Below we use feols() function from fixest to fit a fixed effects model with country-specific indicator variables.

# Model formula: Y ~ A + time invariant covariates + time fixed covariates | variables that we want indicators for
gm_mod_fe <- feols(lifeExp ~ log(gdpPercap) | country, data = gm)
summary(gm_mod_fe, cluster = ~ country)
  • Interpretation: Within a given country, every one unit increase in log(GDP) is expected to increase life expectancy by 9.77 years.

We can also have more than one set of fixed effects. It is common to have multiple observations for a unit over time, so we can have fixed effects for both unit and time (indicator variables for each unit and indicators for each time period). This is called a two-way fixed effects (TWFE) model.

gm_mod_twfe <- feols(lifeExp ~ log(gdpPercap) | country + year, data = gm)
summary(gm_mod_twfe, cluster = ~ country)
  • Interpretation: Within a given country and year, every one unit increase in log(GDP) is expected to increase life expectancy by 1.45 years.

For comparison purposes, let’s look at the results from using lm().

  • We see the same coefficient estimates.
  • We have lower standard errors with lm() because assuming all observations are independent is assuming that we have a lot more information than if some observations are correlated (as within a country).
gm_mod_fe_lm <- lm(lifeExp ~ log(gdpPercap) + country, data = gm)
tidy(gm_mod_fe_lm) %>% filter(str_detect(term, "gdp"))

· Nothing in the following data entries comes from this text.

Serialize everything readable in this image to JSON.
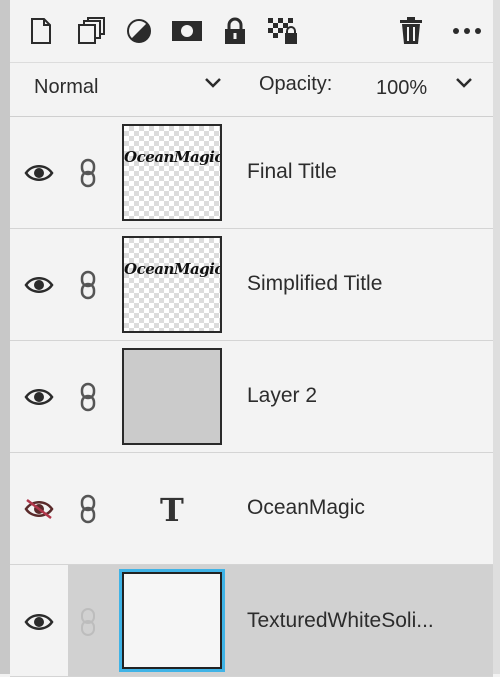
{
  "toolbar": {
    "icons": [
      "new-layer-icon",
      "duplicate-layer-icon",
      "adjustment-layer-icon",
      "layer-mask-icon",
      "lock-layer-icon",
      "lock-transparency-icon",
      "delete-layer-icon",
      "more-options-icon"
    ]
  },
  "blend": {
    "mode": "Normal",
    "opacity_label": "Opacity:",
    "opacity_value": "100%"
  },
  "layers": [
    {
      "name": "Final Title",
      "visible": true,
      "thumb_text": "OceanMagic"
    },
    {
      "name": "Simplified Title",
      "visible": true,
      "thumb_text": "OceanMagic"
    },
    {
      "name": "Layer 2",
      "visible": true
    },
    {
      "name": "OceanMagic",
      "visible": false,
      "thumb_glyph": "T"
    },
    {
      "name": "TexturedWhiteSoli...",
      "visible": true,
      "selected": true
    }
  ],
  "colors": {
    "selection_outline": "#3fb3e6",
    "selected_row": "#d1d1d1",
    "panel_bg": "#f3f3f3"
  }
}
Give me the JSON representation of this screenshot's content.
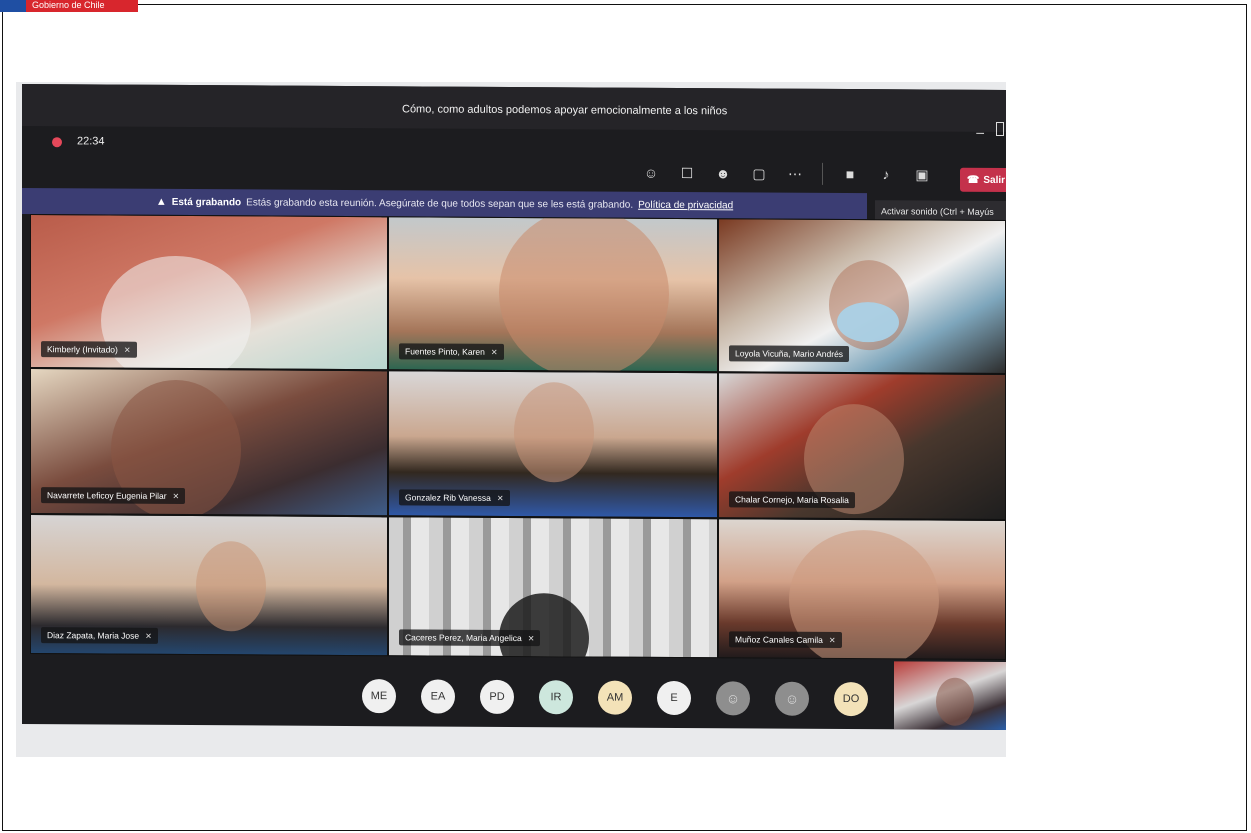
{
  "brand_strip": {
    "text": "Gobierno de Chile"
  },
  "meeting": {
    "title": "Cómo, como adultos podemos apoyar emocionalmente a los niños",
    "timer": "22:34"
  },
  "toolbar": {
    "icons": [
      "participants-icon",
      "chat-icon",
      "reactions-icon",
      "rooms-icon",
      "more-icon",
      "camera-icon",
      "mic-muted-icon",
      "share-icon"
    ],
    "leave_label": "Salir",
    "tooltip": "Activar sonido (Ctrl + Mayús"
  },
  "recording_banner": {
    "bold": "Está grabando",
    "text": "Estás grabando esta reunión. Asegúrate de que todos sepan que se les está grabando.",
    "link": "Política de privacidad"
  },
  "participants": [
    {
      "name": "Kimberly (Invitado)",
      "muted": true
    },
    {
      "name": "Fuentes Pinto, Karen",
      "muted": true
    },
    {
      "name": "Loyola Vicuña, Mario Andrés",
      "muted": false
    },
    {
      "name": "Navarrete Leficoy Eugenia Pilar",
      "muted": true
    },
    {
      "name": "Gonzalez Rib Vanessa",
      "muted": true
    },
    {
      "name": "Chalar Cornejo, Maria Rosalia",
      "muted": false
    },
    {
      "name": "Diaz Zapata, Maria Jose",
      "muted": true
    },
    {
      "name": "Caceres Perez, Maria Angelica",
      "muted": true
    },
    {
      "name": "Muñoz Canales Camila",
      "muted": true
    }
  ],
  "avatars": [
    "ME",
    "EA",
    "PD",
    "IR",
    "AM",
    "E",
    "",
    "",
    "DO"
  ]
}
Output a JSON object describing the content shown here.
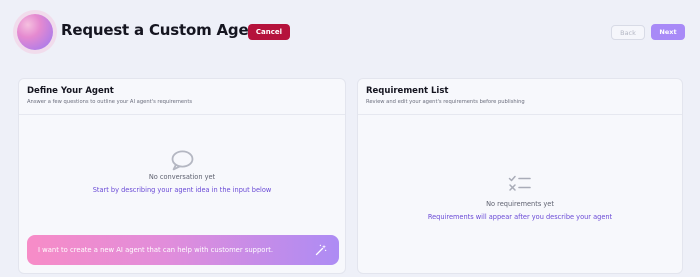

gm_mod_twfe_lm <- lm(lifeExp ~ log(gdpPercap) + country + factor(year), data = gm)
tidy(gm_mod_twfe_lm) %>% filter(str_detect(term, "gdp"))

Random effects using lmer

Another approach to fitting fixed effects models is to fit what are known as random effects models. Here we don’t estimate

A standard fixed effects model with one set of fixed effects for units can be written as:

\[ Y_{it} = \beta_0 + b_i + \beta X_{it} + \epsilon_{it} \]

where

  • \(b_i\) are independent random variables following a \(\text{Normal}(0, \sigma_b^2)\) distribution
  • \(X_{it}\) is a set of covariates
  • \(\epsilon_{it}\) are independent random variables following a \(\text{Normal}(0, \sigma_e^2)\) distribution.

Key points:

  • Each observation from unit \(i\) share the same \(b_i\). This induces correlation between repeated observations from the same unit.
  • The individual \(b_i\)’s are not estimated. Only the variance of the normal distribution \(\sigma_b^2\) is estimated. Estimating fewer parameters increases statistical power.

We can use the lmer() function in the lme4 package to estimate this random effects model. (In the statistical literature, such a model is called a mixed effects model.)

# Model formula for one-way FEs: Y ~ (1|unit_var) + covariates
# Model formula for two-way FEs: Y ~ (1|unit_var) + (1|time_var) + covariates
gm_mod_re <- lmer(lifeExp ~ (1|country) + (1|year) + log(gdpPercap), data = gm)
summary(gm_mod_re)
  • Interpretation: Within a given country and year, a one unit increase in log(GDP) is expected to increase life expectancy by 2.53 years.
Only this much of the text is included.